Fu quando imparò a leggere che si rese conto di quanti diritti fondamentali venissero negati ai rom, a differenza delle altre minoranze. E fu allora che decise di dedicarsi anima e corpo all’attivismo. Debuttò nel 1963 con il libro Zingara, in cui denunciava le condizioni del proprio popolo combinando racconto autobiografico e riflessioni. Quando uscì, il libro suscitò un grande dibattito e fu definito «una sveglia che suona forte». Nel giro di una notte Katarina Taikon divenne la portavoce di tutti i rom della Svezia e si adoperò in ogni modo per far ragionare le istituzioni. Quando il governo svedese mosse dei passi verso l’inclusione, prevedendo il diritto all’istruzione, alla casa e al lavoro per i rom, questo attirò l’attenzione internazionale e incentivò l’immigrazione rom da altri stati europei, provocando una chiusura da parte del primo ministro Olof Palme. Rendendosi conto che i pregiudizi della maggioranza della popolazione non potevano essere sconfitti se non rivolgendosi alle giovani generazioni, Katarina decise di dedicarsi alla scrittura per ragazzi con la serie di Katitzi.

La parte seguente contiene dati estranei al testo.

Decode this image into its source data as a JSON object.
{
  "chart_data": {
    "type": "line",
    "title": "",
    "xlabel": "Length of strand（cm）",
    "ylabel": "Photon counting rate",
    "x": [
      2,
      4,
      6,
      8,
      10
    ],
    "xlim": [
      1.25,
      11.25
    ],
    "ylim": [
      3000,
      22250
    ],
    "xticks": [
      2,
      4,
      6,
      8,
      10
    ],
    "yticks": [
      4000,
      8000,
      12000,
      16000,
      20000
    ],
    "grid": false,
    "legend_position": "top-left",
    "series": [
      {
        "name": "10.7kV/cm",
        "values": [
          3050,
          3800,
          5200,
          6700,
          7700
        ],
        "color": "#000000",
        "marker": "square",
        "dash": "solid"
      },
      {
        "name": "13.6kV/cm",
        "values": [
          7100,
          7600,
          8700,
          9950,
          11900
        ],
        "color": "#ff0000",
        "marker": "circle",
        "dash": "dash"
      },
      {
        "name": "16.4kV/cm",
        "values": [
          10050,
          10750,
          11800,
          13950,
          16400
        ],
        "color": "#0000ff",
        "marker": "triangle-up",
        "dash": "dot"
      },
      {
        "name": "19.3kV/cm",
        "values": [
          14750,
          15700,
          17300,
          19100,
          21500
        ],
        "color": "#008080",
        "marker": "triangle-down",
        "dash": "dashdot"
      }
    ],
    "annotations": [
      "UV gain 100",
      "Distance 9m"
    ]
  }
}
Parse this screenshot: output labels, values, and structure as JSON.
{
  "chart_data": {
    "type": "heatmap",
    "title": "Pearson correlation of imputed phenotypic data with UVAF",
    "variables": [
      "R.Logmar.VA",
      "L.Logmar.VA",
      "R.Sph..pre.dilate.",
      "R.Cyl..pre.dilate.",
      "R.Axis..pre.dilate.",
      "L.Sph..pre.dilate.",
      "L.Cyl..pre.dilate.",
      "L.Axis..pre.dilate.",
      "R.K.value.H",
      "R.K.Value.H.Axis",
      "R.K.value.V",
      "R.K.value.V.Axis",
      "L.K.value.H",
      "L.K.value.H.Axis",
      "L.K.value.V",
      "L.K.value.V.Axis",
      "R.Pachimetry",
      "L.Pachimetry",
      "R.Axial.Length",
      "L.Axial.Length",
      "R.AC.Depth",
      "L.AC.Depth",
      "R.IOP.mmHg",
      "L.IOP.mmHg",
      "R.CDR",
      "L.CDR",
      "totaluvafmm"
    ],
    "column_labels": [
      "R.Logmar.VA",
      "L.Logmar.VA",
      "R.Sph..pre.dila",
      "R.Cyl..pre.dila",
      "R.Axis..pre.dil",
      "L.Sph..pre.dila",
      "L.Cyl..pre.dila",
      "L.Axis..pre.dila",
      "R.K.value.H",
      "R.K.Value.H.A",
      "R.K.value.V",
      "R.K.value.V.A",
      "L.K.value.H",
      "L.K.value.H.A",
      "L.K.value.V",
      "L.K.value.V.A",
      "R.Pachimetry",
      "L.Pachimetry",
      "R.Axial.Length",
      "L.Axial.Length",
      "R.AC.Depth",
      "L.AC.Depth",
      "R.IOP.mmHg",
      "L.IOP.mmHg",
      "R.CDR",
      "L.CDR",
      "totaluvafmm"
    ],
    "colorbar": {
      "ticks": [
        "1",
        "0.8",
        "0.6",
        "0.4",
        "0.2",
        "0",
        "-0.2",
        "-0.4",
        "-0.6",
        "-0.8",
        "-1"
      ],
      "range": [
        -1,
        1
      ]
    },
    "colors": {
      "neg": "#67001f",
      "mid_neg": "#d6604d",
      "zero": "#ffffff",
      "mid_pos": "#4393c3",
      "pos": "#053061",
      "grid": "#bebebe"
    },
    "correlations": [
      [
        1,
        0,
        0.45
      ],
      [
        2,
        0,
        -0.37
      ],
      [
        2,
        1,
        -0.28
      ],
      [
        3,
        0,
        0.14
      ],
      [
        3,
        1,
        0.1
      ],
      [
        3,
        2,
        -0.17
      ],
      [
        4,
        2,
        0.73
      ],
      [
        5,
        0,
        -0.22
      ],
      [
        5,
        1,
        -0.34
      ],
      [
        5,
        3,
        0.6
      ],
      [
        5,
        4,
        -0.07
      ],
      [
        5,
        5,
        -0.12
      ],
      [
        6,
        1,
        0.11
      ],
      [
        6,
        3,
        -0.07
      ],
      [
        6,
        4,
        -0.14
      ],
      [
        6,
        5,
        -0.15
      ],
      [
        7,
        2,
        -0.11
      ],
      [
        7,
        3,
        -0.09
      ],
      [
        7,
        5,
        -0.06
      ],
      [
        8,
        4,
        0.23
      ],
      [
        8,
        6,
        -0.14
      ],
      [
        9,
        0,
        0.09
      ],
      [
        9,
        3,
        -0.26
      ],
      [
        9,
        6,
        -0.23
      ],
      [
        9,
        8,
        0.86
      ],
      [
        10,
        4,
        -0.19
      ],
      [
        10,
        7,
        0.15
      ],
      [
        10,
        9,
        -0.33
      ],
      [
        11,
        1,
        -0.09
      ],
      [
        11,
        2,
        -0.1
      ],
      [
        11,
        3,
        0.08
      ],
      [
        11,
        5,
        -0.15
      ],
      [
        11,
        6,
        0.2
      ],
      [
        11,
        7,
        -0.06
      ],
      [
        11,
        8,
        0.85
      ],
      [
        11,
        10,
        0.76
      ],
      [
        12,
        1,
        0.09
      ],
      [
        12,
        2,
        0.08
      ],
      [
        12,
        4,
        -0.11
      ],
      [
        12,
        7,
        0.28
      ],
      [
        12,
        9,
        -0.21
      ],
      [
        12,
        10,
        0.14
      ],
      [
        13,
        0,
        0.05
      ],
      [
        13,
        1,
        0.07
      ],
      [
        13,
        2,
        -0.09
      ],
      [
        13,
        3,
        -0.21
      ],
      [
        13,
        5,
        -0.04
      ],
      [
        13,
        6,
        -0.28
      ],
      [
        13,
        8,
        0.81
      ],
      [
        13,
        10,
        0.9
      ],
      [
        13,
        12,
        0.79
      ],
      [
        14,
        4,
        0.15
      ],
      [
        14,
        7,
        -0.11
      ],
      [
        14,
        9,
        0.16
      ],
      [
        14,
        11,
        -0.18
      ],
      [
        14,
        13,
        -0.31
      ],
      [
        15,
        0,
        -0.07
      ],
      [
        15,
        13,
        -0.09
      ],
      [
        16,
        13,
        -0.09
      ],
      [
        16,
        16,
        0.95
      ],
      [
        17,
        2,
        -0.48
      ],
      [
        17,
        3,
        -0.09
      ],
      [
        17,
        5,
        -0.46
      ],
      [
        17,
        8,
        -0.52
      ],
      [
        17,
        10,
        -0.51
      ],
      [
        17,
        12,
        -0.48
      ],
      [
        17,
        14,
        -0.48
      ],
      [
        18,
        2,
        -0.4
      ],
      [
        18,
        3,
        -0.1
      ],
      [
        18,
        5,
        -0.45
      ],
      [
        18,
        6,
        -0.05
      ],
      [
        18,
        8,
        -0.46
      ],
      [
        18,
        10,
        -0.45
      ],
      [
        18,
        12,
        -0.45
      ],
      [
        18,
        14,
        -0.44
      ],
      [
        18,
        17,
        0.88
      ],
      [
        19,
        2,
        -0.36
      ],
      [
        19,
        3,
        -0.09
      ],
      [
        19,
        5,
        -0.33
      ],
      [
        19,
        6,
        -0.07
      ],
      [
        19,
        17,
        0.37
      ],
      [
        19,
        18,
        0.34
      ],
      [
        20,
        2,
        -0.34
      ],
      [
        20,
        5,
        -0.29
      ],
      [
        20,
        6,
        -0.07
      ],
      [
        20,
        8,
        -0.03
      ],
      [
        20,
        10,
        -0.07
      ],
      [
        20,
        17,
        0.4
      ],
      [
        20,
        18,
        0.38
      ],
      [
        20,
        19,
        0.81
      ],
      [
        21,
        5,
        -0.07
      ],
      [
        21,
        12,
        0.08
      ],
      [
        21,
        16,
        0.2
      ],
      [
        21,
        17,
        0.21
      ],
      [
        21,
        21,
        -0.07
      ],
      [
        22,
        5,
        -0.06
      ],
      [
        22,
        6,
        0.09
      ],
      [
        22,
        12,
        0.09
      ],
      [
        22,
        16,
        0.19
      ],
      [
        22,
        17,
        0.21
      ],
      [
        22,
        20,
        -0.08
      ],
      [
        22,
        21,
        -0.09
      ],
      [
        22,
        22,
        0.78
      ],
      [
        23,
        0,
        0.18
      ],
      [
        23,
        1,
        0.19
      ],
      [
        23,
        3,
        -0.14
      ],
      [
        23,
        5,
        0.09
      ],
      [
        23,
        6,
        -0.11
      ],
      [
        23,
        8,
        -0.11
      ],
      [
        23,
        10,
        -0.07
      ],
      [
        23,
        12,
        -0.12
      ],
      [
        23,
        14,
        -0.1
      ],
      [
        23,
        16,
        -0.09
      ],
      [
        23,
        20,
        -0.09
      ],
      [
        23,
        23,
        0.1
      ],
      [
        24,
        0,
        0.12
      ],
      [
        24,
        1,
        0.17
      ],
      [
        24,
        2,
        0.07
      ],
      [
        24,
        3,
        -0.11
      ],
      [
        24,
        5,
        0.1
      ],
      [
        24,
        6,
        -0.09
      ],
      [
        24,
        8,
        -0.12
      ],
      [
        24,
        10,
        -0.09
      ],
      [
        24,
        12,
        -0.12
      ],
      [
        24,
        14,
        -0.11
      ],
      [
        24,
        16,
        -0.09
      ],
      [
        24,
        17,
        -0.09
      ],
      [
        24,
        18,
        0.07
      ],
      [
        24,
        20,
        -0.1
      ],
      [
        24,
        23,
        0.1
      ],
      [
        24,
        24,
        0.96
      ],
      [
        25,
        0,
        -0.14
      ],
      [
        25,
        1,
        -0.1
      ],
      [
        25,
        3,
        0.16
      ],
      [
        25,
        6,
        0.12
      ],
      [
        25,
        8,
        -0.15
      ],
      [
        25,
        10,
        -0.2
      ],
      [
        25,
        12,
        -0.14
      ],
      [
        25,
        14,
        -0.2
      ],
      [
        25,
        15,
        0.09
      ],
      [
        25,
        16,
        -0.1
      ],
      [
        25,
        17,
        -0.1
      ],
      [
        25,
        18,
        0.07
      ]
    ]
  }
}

Dopo anni di instancabile attivismo, nel 1982, a neanche cinquant’anni di età, Katarina Taikon ebbe un arresto cardiaco e finì in coma senza più risvegliarsi. La «Martin Luther King della Svezia» si era spenta per sempre, ma i suoi libri continuano a parlare ai bambini e agli adulti, generazione dopo generazione.